Era verão e a cidade toda fervia. Ela vinha e tudo em volta parecia
deserto: ruas carros lojas pessoas; e neste instante de epifania não
havia mesmo de fato nem pessoas lojas carros ou ruas: só dava
ela. Digo
que não era propriamente uma musa romântica, daquelas cantadas
pelo spleen de Paris, e também não se poderia dizer que
fosse uma dessas mulheres de ponta, essas totalmente afinadas com o
mundo fashion. Mas certamente era uma mulher fin-de-siècle: os
cabelos, falsamente em desalinho, deixavam mais enigmático ainda
o rosto de falsa-menina-má, que se diz disposta a aproveitar
de tudo. Não vou dizer dos seios dos olhos da boca dos braços
dos pés nem da bunda. Não vou dizer da fala do cheiro:
inenarráveis. Aliás não direi dela nada. Cadela.
Danada. Cadê? Primeiro
foi o sorvete depois do cinema, a longa conversa e o encanto conforme
convém a qualquer sedução. Nesse dia ela me disse
de desertos desejos, e medos. Embora tudo nela parecesse espontâneo,
não era exatamente dessas do tipo prèt-a-porter, ao contrário
ainda que sua história fosse pura ficção. Na
verdade inventava um passado que de algum modo desse sustento para toda
a sua piração. Disse que foi de miss a hippie e, mesmo
sabendo a princípio o exato significado do termo alienação,
optou pelo desbunde: arembepe budismos woodstock e búzios. Foi
um pouco no fundo de tudo diz , mas voltara. Depois
do sorvete, estávamos na grama e foi quando então pela
primeira vez ela pegou-me nas mãos: i wanna hold your hand, dizia
brincando.

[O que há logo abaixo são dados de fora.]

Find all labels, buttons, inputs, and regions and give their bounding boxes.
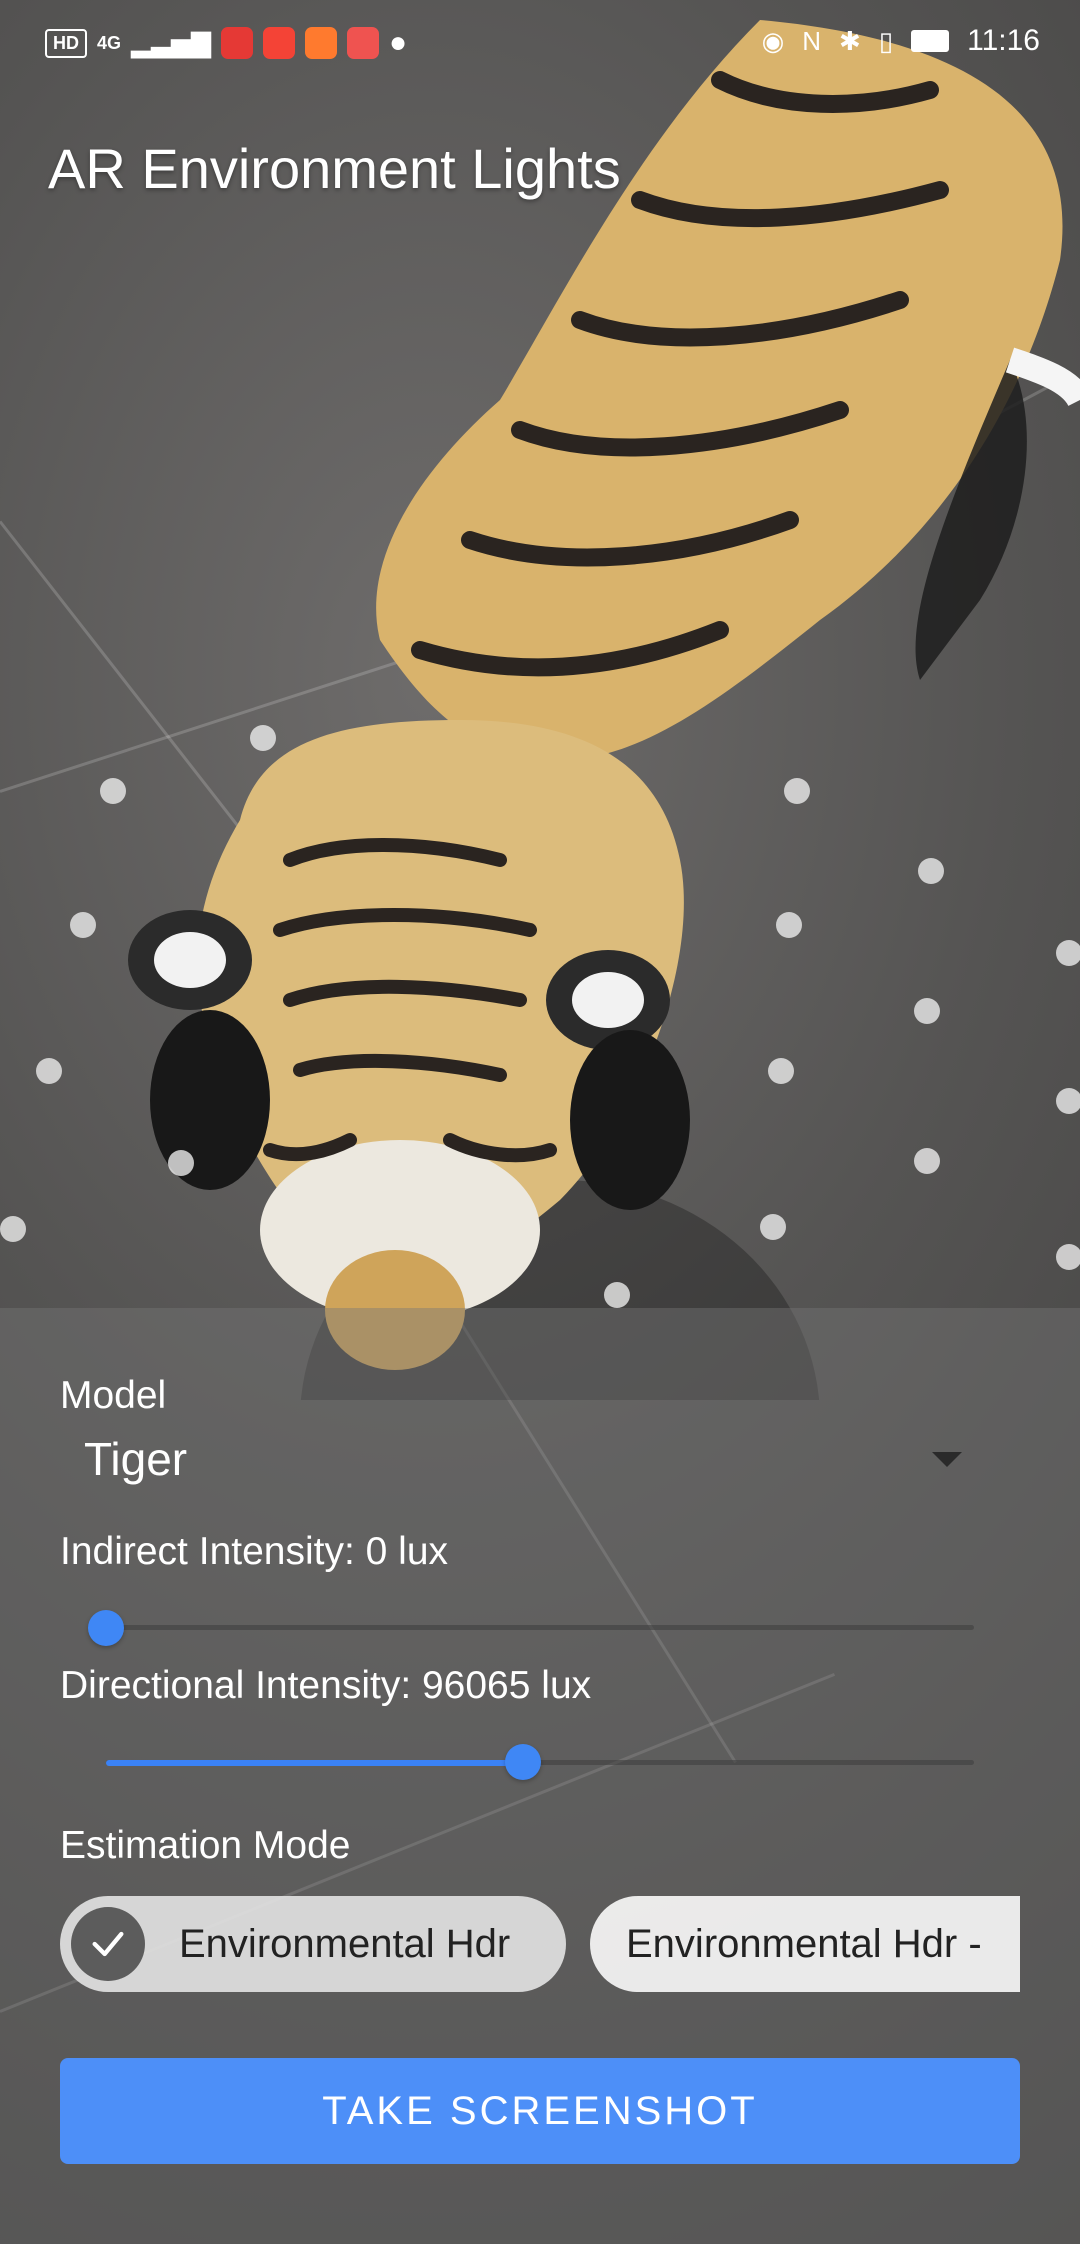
directional-intensity-thumb[interactable]: [504, 1744, 541, 1780]
plane-dot: [1056, 940, 1080, 966]
plane-dot: [70, 912, 96, 938]
plane-dot: [604, 1282, 630, 1308]
plane-dot: [250, 725, 276, 751]
eye-comfort-icon: ◉: [761, 25, 785, 56]
model-label: Model: [60, 1374, 167, 1417]
app-title: AR Environment Lights: [48, 137, 621, 200]
directional-intensity-fill: [106, 1760, 523, 1766]
vibrate-icon: ▯: [878, 25, 894, 56]
app-notification-icon: [347, 27, 379, 59]
ar-screen: HD 4G ▂▃▅▇ ● ◉ N ✱ ▯ 11:16 AR Environmen…: [0, 0, 1080, 2244]
app-notification-icon: [263, 27, 295, 59]
directional-intensity-label: Directional Intensity: 96065 lux: [60, 1664, 592, 1707]
status-right: ◉ N ✱ ▯ 11:16: [762, 24, 1040, 58]
plane-dot: [768, 1058, 794, 1084]
status-bar: HD 4G ▂▃▅▇ ● ◉ N ✱ ▯ 11:16: [0, 0, 1080, 90]
plane-dot: [168, 1150, 194, 1176]
chip-environmental-hdr[interactable]: Environmental Hdr: [60, 1896, 566, 1992]
app-notification-icon: [305, 27, 337, 59]
plane-dot: [0, 1216, 26, 1242]
chevron-down-icon[interactable]: [932, 1452, 962, 1467]
chip-environmental-hdr-alt[interactable]: Environmental Hdr -: [590, 1896, 1020, 1992]
check-icon: [71, 1907, 145, 1981]
indirect-intensity-label: Indirect Intensity: 0 lux: [60, 1530, 449, 1573]
plane-dot: [1056, 1244, 1080, 1270]
battery-icon: [911, 30, 950, 52]
app-notification-icon: [221, 27, 253, 59]
bluetooth-icon: ✱: [839, 25, 861, 56]
nfc-icon: N: [802, 25, 822, 56]
plane-dot: [784, 778, 810, 804]
estimation-mode-label: Estimation Mode: [60, 1824, 351, 1867]
indirect-intensity-thumb[interactable]: [88, 1610, 124, 1646]
plane-dot: [776, 912, 802, 938]
plane-dot: [760, 1214, 786, 1240]
status-left: HD 4G ▂▃▅▇ ●: [45, 26, 407, 60]
clock: 11:16: [967, 24, 1040, 57]
tiger-model[interactable]: [0, 0, 1080, 1400]
hd-badge: HD: [45, 28, 87, 58]
chip-label: Environmental Hdr: [179, 1921, 511, 1966]
network-type: 4G: [97, 32, 122, 53]
plane-dot: [914, 1148, 940, 1174]
plane-dot: [914, 998, 940, 1024]
signal-icon: ▂▃▅▇: [131, 27, 211, 58]
plane-dot: [100, 778, 126, 804]
indirect-intensity-slider[interactable]: [106, 1625, 974, 1630]
plane-dot: [918, 858, 944, 884]
plane-dot: [36, 1058, 62, 1084]
wechat-icon: ●: [389, 26, 408, 59]
take-screenshot-button[interactable]: TAKE SCREENSHOT: [60, 2058, 1020, 2164]
chip-label: Environmental Hdr -: [626, 1921, 982, 1966]
plane-dot: [1056, 1088, 1080, 1114]
model-select[interactable]: Tiger: [84, 1432, 187, 1486]
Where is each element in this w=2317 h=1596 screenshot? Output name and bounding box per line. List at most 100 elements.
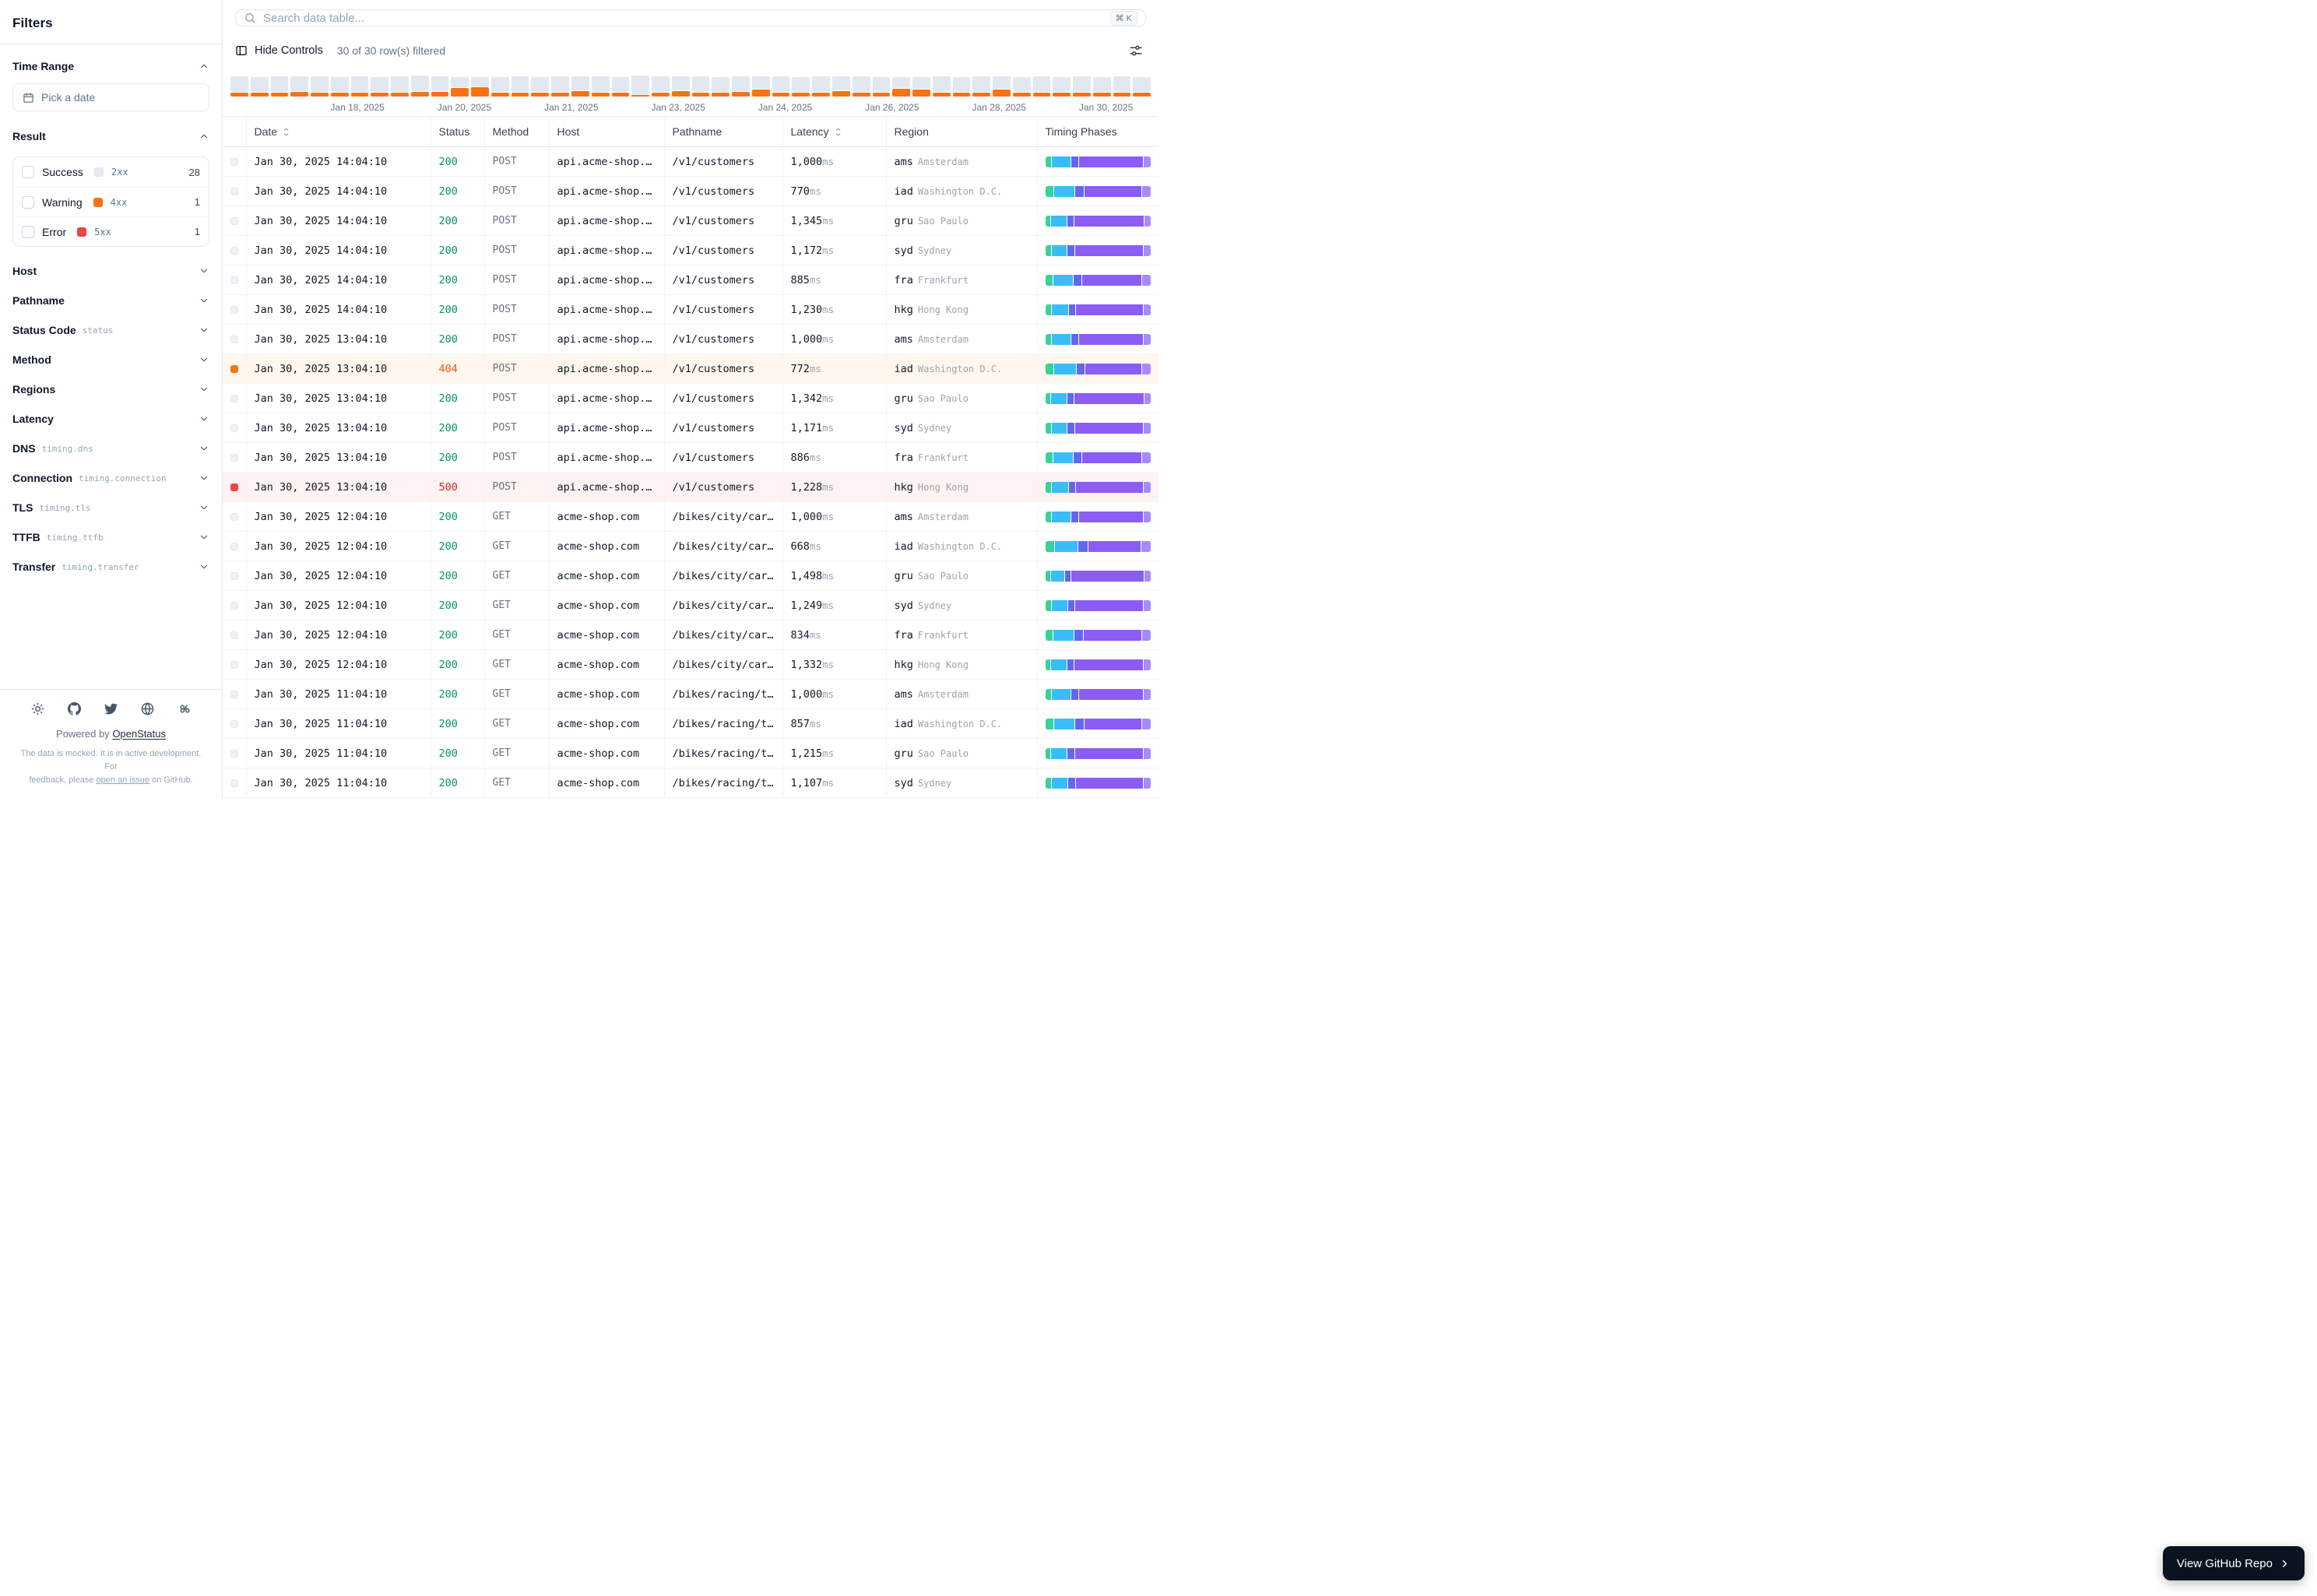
header-timing-phases[interactable]: Timing Phases [1037, 116, 1158, 147]
cell-indicator[interactable] [223, 531, 247, 561]
header-region[interactable]: Region [886, 116, 1038, 147]
histogram-bar[interactable] [912, 77, 930, 97]
openstatus-link[interactable]: OpenStatus [112, 728, 166, 740]
histogram-bar[interactable] [391, 76, 409, 97]
cell-indicator[interactable] [223, 708, 247, 739]
header-pathname[interactable]: Pathname [664, 116, 783, 147]
histogram-bar[interactable] [792, 77, 810, 97]
filter-section-tls[interactable]: TLS timing.tls [12, 493, 209, 522]
histogram-bar[interactable] [751, 76, 770, 97]
table-row[interactable]: Jan 30, 2025 13:04:10 200 POST api.acme-… [223, 324, 1158, 354]
histogram-bar[interactable] [671, 76, 690, 97]
table-row[interactable]: Jan 30, 2025 13:04:10 200 POST api.acme-… [223, 383, 1158, 413]
histogram-bar[interactable] [631, 76, 650, 97]
result-checkbox[interactable] [22, 166, 34, 178]
table-row[interactable]: Jan 30, 2025 13:04:10 200 POST api.acme-… [223, 442, 1158, 473]
table-row[interactable]: Jan 30, 2025 14:04:10 200 POST api.acme-… [223, 146, 1158, 177]
cell-indicator[interactable] [223, 472, 247, 502]
histogram-bar[interactable] [571, 76, 589, 97]
filter-section-connection[interactable]: Connection timing.connection [12, 463, 209, 493]
histogram-bar[interactable] [712, 77, 730, 97]
cell-indicator[interactable] [223, 649, 247, 680]
table-row[interactable]: Jan 30, 2025 11:04:10 200 GET acme-shop.… [223, 679, 1158, 709]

É claro que aproveitei o ensejo para enfeitar-lhe
os cabelos com punhados de flores e ervas daninhas. Mão dadas,
olhávamos nos olhos, alucinogenamente. Lembro de que agora andávamos
no campo, numa cena antiga e banal. Embora não falássemos,
posto que o sol estivesse a pino, tudo era sim embora também
o suor exposto no rosto pudesse supor o contrário. Mais
tarde o dorso o físico a pele pela primeira vez. Pitonisa,
sentenciou orgasmos múltiplos, só prá variar. Era
assim, dizia: sexo tântrico aprendido em intermináveis
retiros espirituais, em Paris. Não
digo do ato: dez! Vagaba.
Vadia. Que dizia que sexo é força louca, centrípeta
e centrífuga, que une para depois separar, cadê? Depois,
não se sabe como, passávamos de Sócrates a Platão,
sei lá, talvez um Nietzsche. Ela insistia em admitir que jamais
decifrara muito bem o tal mito das cavernas; talvez mesmo tenha passado
batida por um punhado de mitos intermináveis: a psicanálise
a metafísica a ética a política a religião
a patafísica. Quem sabe Sócrates?, repetia. Tudo uma grande
interrogação. O mundo, uma só pergunta, dizia aos
berros, e ria de um sorriso abismal e materno. Malvada,
fez que já partia quando atirei-me a seus pés (claro,
tipo brincadeirinha, fazendo cena) dizendo eu te amo eu te amo etc.,
justo no momento em que, concentrada, conjecturava acerca do amor em
Platão. Mil Perdões. Depois,
já conhecedora de seu todo poder e de minha total impotência
no ramo, dizia que ficava, só um pouquinho. Demorou. Mais
tarde me abraçava como se a um filho, sussurrando sempre algo
em meus ouvidos: só o amor volta para perdoar, dizia. É
claro que, na seqüência, o enlace o cheiro o corpo. Como
na primeira vez. Na
quarta, não recordo mais o que fizera, tampouco qual fora a desculpa.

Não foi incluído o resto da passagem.